I want to analyse my data using the individual alpha frequency to determine the theta and alpha frequencies, but I am not so sure about how I can do that. How could I do that using EEGLAB/MATLAB? Is that possible?
The individual alpha frequency (IAF) peak can be defined as the frequency associated to the strongest EEG power within the extended alpha range (Klimesch, 1999).
In our paper about EEG rhythm sources in patients affected by Alzheimer and Frontotemporal dementia (Caso et al. 2012), we calculated the IAF as follows:
- Spectral estimation for each EEG channel, using an FFT based method
- Global power spectrum calculation, as average of all individual channel spectra
- Selection of the IAF as the frequency showing a power peak within the extended alpha range (7-13 Hz)

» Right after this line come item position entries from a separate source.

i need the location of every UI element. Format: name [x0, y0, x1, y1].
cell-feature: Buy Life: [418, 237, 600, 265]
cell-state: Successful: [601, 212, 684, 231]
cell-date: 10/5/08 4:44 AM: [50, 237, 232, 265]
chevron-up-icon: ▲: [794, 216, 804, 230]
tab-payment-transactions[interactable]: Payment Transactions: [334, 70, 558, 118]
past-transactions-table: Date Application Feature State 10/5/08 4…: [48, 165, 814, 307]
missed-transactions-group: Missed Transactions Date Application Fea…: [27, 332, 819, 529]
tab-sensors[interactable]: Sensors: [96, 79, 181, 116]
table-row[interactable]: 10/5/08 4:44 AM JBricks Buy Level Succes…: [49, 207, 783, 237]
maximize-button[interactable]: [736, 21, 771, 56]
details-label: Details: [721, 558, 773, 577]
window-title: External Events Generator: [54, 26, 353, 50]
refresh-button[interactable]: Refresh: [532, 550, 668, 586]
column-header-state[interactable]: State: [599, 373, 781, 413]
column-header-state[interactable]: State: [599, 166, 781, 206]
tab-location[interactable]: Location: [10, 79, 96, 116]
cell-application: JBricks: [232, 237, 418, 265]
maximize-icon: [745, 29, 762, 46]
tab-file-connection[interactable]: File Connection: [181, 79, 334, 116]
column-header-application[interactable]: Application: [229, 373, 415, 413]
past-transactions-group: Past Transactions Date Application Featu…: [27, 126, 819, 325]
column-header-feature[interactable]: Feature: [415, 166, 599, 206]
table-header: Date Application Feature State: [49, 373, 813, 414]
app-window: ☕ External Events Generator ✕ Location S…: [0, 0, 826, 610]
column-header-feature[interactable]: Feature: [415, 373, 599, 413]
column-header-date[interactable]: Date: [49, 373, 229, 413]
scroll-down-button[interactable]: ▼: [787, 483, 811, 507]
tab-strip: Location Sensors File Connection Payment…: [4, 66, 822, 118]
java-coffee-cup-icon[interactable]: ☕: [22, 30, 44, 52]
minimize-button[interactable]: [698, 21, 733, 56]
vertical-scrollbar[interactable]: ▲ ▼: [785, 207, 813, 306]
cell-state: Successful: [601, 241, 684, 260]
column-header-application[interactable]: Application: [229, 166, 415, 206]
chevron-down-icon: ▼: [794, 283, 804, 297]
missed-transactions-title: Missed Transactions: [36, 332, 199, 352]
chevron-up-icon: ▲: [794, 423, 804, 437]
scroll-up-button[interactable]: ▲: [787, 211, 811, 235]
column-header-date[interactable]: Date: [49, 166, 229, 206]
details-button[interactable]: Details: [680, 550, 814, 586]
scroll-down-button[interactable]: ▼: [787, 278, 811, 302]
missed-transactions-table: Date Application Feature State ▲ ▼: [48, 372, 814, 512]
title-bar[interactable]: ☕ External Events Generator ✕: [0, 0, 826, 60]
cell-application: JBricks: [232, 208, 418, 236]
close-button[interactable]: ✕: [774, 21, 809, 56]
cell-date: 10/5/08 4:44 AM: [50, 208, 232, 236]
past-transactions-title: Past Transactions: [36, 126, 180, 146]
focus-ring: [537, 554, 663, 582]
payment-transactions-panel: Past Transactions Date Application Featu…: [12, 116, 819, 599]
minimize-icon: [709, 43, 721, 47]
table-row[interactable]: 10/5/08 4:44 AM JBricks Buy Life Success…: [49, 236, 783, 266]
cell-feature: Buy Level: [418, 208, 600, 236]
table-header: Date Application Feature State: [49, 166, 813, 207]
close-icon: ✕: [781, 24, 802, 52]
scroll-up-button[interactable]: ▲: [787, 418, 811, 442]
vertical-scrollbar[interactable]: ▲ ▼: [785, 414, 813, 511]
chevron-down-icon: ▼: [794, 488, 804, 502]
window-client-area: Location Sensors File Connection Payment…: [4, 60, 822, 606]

As suggested in a recent paper (Babiloni et al 2012), referencing to the IAF, you can calculate the edges of bands of your interest, i.e. delta (IAF-8 to IAF-6 Hz), theta (IAF-6 to IAF-4 Hz), alpha 1 (IAF-4 to IAF-2 Hz), alpha 2 (IAF-2 to IAF Hz), and alpha 3 (IAF to IAF+2 Hz). For example, if power peak in the extended alpha range was observed at 10 Hz (IAF), the frequency bands of interest were as follows: 2–4 Hz (delta), 4–6 Hz (theta), 6–8 Hz (alpha 1), 8–10 Hz (alpha 2), 10–12 Hz (alpha 3).

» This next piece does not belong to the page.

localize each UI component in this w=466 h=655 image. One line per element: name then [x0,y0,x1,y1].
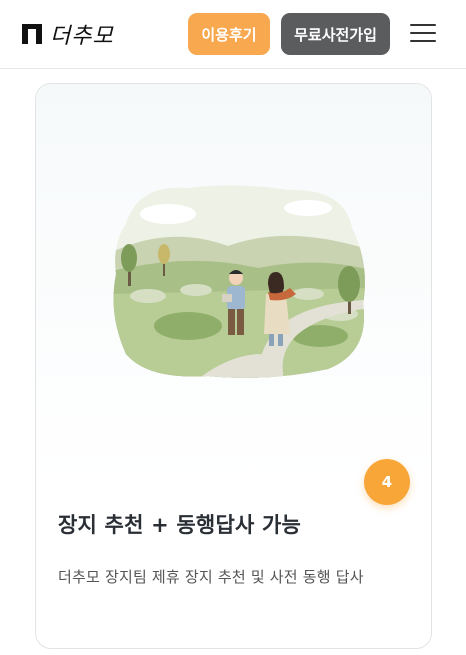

Babiloni C, Stella G, Buffo P, Vecchio F, Onorati P, Muratori C, Miano S, Gheller F, Antonaci L, Albertini G, Rossini PM. Cortical sources of resting state EEG rhythms are abnormal in dyslexic children. Clin Neurophysiol. 2012 Dec;123(12):2384-91.
Caso F, Cursi M, Magnani G, Fanelli G, Falautano M, Comi G, Leocani L, Minicucci F. Quantitative EEG and LORETA: valuable tools in discerning FTD from AD? Neurobiol Aging. 2012 Oct;33(10):2343-56
Klimesch W. EEG alpha and theta oscillations reflect cognitive and memory performance: a review and analysis. Brain Res Brain Res Rev. 1999 Apr;29(2-3):169-95. Review.
Dear Nastassja, about alpha frequency, I totally agree with the answer the dr Lo Bour from Amsterdam gave to you. I would like to add some technical detail. I would advise you to use parametrical spectral estimation (via AR-AutoRegressive methods, i.e. either by Yule-Walker block algorithm or by recursive Levinson-Durbin one --> See Marple "Modern perspectives of spectral estimation", a non-recent technical excellent book) and then evaluate the total power within IAF +/- 1 Hz. An analogous parametric AR method was also applied by Prof. S. Cerutti - dept Bioengineering - Polytechnic of Milan, Italy, some decades ago, in order to get a HRV (Heart Rate Variability) spectra estimate from ECG. MATLAB is a perfect tool to implement the relative algorithm.